Gambling Houses (Newport, KY)
Beginning in the late 1800s, Covington and Newport, KY were known for their gambling and prostitution houses and organized crime. Newport was referred to as "sin city."
One of the African American gambling houses in the area was the Alibi Club, owned by Melvin Clark in 1952. The club was acquired by Screw Andrews (Frank Andriello) when Clark was kicked out of Newport after shooting and killing Andrews' casino manager. Clark returned to Newport in 1954 and opened the Coconut Grove. He was later killed by Screw Andrews.

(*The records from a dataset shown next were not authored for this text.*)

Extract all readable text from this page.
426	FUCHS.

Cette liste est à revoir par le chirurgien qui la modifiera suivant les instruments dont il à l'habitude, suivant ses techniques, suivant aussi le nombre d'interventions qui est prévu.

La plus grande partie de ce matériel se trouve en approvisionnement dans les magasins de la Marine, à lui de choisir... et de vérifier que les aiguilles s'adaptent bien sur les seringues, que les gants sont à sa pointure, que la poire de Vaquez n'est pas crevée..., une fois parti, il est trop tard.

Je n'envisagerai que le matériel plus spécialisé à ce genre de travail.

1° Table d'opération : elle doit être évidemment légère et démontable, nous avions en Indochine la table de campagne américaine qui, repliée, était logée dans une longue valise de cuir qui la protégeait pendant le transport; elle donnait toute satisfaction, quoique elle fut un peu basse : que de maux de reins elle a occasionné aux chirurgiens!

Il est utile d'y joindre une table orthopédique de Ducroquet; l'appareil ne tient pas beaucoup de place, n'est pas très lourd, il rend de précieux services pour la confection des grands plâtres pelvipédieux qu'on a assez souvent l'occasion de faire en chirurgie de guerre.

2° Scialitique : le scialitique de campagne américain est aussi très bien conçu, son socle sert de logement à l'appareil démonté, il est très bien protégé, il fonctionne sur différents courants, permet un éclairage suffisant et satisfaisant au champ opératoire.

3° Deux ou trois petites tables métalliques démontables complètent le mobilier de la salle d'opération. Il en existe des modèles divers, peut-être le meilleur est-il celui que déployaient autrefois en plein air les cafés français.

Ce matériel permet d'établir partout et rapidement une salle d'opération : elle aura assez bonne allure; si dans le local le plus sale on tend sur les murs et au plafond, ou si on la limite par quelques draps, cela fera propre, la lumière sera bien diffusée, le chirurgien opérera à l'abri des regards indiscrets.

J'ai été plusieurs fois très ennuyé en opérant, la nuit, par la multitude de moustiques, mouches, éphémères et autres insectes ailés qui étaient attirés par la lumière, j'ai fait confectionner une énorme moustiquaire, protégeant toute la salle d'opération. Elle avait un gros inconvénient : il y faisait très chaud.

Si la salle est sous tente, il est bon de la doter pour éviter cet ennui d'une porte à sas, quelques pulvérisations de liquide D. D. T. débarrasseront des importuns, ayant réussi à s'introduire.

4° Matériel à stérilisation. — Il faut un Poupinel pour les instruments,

Other casinos and clubs that catered to African Americans were the Congo, the Copa, Golden Lounge, the Rocket, York Streets, the Sportsman, and the Varga.

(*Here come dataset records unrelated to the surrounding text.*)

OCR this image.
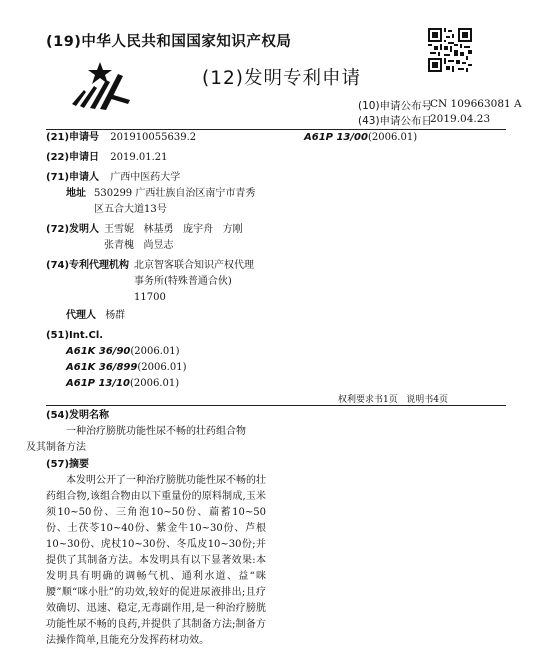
(19)中华人民共和国国家知识产权局
(12)发明专利申请
(10)申请公布号
CN 109663081 A
(43)申请公布日
2019.04.23
(21)申请号 201910055639.2	A61P 13/00(2006.01)
(22)申请日 2019.01.21
(71)申请人 广西中医药大学
地址 530299 广西壮族自治区南宁市青秀
区五合大道13号
(72)发明人 王雪妮   林基勇   庞宇舟   方刚
张青槐   尚昱志
(74)专利代理机构 北京智客联合知识产权代理
事务所(特殊普通合伙)
11700
代理人 杨群
(51)Int.Cl.
A61K 36/90(2006.01)
A61K 36/899(2006.01)
A61P 13/10(2006.01)
权利要求书1页   说明书4页
(54)发明名称
一种治疗膀胱功能性尿不畅的壮药组合物
及其制备方法
(57)摘要
本发明公开了一种治疗膀胱功能性尿不畅的壮药组合物,该组合物由以下重量份的原料制成,玉米须10~50份、三角泡10~50份、萹蓄10~50份、土茯苓10~40份、紫金牛10~30份、芦根10~30份、虎杖10~30份、冬瓜皮10~30份;并提供了其制备方法。本发明具有以下显著效果:本发明具有明确的调畅气机、通利水道、益“咪腰”顺“咪小肚”的功效,较好的促进尿液排出;且疗效确切、迅速、稳定,无毒副作用,是一种治疗膀胱功能性尿不畅的良药,并提供了其制备方法;制备方法操作简单,且能充分发挥药材功效。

For more see Newport, the real sin city, by J. Laudeman; Syndicate wife: the story of Ann Drahmann Coppola, by H. Messick; Sin City Revisited: a case study of the official sanctioning of organized crime in an "open city", by M. DeMichele, G. Potter, Justice and Police Studies, Eastern Kentucky University; Rachel Smith, The Original 'Sin City': Exploring Newport's Past of Mobs, Crimes, and More, The Northerner, October 25, 2019; Chad Huggins Dunbar's articles in the Northern Kentucky Tribune: Our Rich History: "Numbers King" Melvin Clark and African American Racketeers in Newport, Jan. 11, 2021, and Our Rich History: Segregation and how it Affected Newport's Underworld; and D. Baker, "Builder was in business with kin of crime figures," Kentucky Post, 11/02/2002, News section, p. K1.